En resumen, que alguien es persona si otro lo define como tal...
Siempre ha sido así, se ha hecho lo mismo con los negros, con los judíos. Decido que no eres una persona porque no me gustas. El problema no es ponerse a discutir si son 21, 22 o 23 semanas. El problema es comprender que uno existe. Y cuando uno existe tiene derecho a ser tratado y cuidado.
Nosotros tenemos miedo a esto, tenemos miedo a la vida, miedo a todo.
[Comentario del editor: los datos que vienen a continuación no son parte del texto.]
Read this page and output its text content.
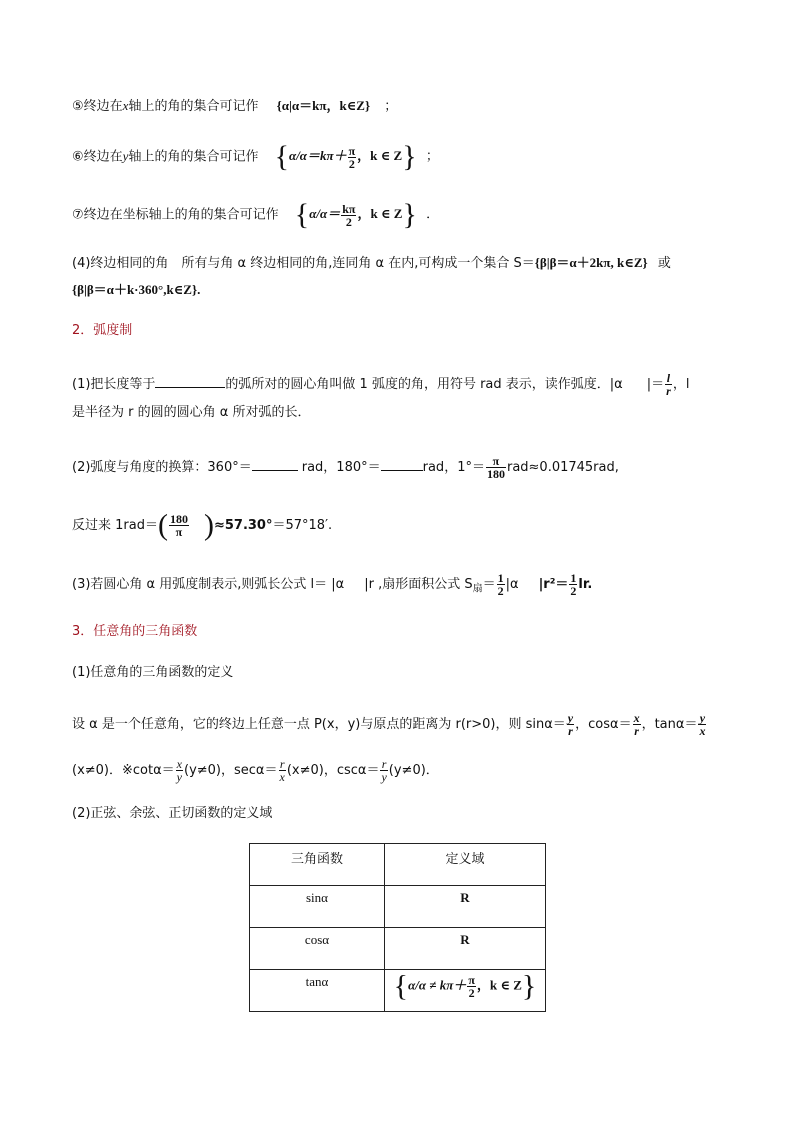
⑤终边在x轴上的角的集合可记作 {α|α＝kπ，k∈Z} ；
⑥终边在y轴上的角的集合可记作 {$\alpha/\alpha=k\pi+ \frac{\pi}{2}$ ，k ∈ Z} ；
⑦终边在坐标轴上的角的集合可记作 {$\alpha/\alpha= \frac{k\pi}{2}$ ，k ∈ Z} ．
(4)终边相同的角　所有与角 α 终边相同的角,连同角 α 在内,可构成一个集合 S＝{β|β＝α＋2kπ, k∈Z} 或
{β|β＝α＋k·360°,k∈Z}.
2．弧度制
(1)把长度等于	的弧所对的圆心角叫做 1 弧度的角，用符号 rad 表示，读作弧度．|α |＝ $\frac{l}{r}$ ，l
是半径为 r 的圆的圆心角 α 所对弧的长．
(2)弧度与角度的换算：360°＝	rad，180°＝	rad，$1^\circ= \frac{\pi}{180} rad\approx 0.01745rad$,
反过来 $1rad=( \frac{180}{\pi} )\approx 57.30^\circ=57^\circ 18'$.
(3)若圆心角 α 用弧度制表示,则弧长公式 l＝ |α |r ,扇形面积公式 $S_扇= \frac{1}{2} |\alpha$ $|r^2= \frac{1}{2}$ lr.
3．任意角的三角函数
(1)任意角的三角函数的定义
设 α 是一个任意角，它的终边上任意一点 P(x，y)与原点的距离为 r(r>0)，则 $\sin\alpha= \frac{y}{r}$ ，$\cos\alpha= \frac{x}{r}$ ，$\tan\alpha= \frac{y}{x}$
(x≠0)．※cotα＝ $\frac{x}{y} (y\ne 0)$，$\sec\alpha= \frac{r}{x} (x\ne 0)$，$\csc\alpha= \frac{r}{y} (y\ne 0)$．
(2)正弦、余弦、正切函数的定义域
三角函数	定义域
sinα	R
cosα	R
tanα	{$\alpha/\alpha \ne k\pi+ \frac{\pi}{2}$ ，k ∈ Z}
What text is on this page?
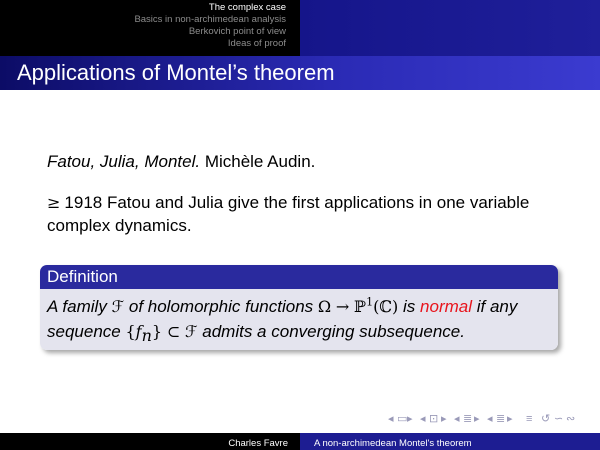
The complex case
Basics in non-archimedean analysis
Berkovich point of view
Ideas of proof
Applications of Montel’s theorem
Fatou, Julia, Montel. Michèle Audin.
≥ 1918 Fatou and Julia give the first applications in one variable complex dynamics.
Definition
A family ℱ of holomorphic functions Ω → ℙ$^1$(ℂ) is normal if any
sequence $\{f_n\}$ ⊂ ℱ admits a converging subsequence.
◂ ▭ ▸ ◂ ⊡ ▸ ◂ ≣ ▸ ◂ ≣ ▸ ≡ ↺ ∽ ∾
Charles Favre	A non-archimedean Montel's theorem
Que suceda algo nuevo ya no se ve como una oportunidad inesperada. Lo único que aceptamos de la vida es lo que está programado. Lo demás no queremos ni saber que existe, debe desaparecer. Todo lo que no nos gusta debe desaparecer. No por maldad, sino por miedo. En cambio, cuando no se tiene miedo, por casualidad o por amistad –como en mi caso, recuerdo aun el día y la hora en que cambié mi forma de acercarme a los niños– brota la intuición de que puede haber un proyecto bueno en la vida. Entonces empiezas a comprender que todas las cosas forman parte de este proyecto, y no solo las que te gustan a ti.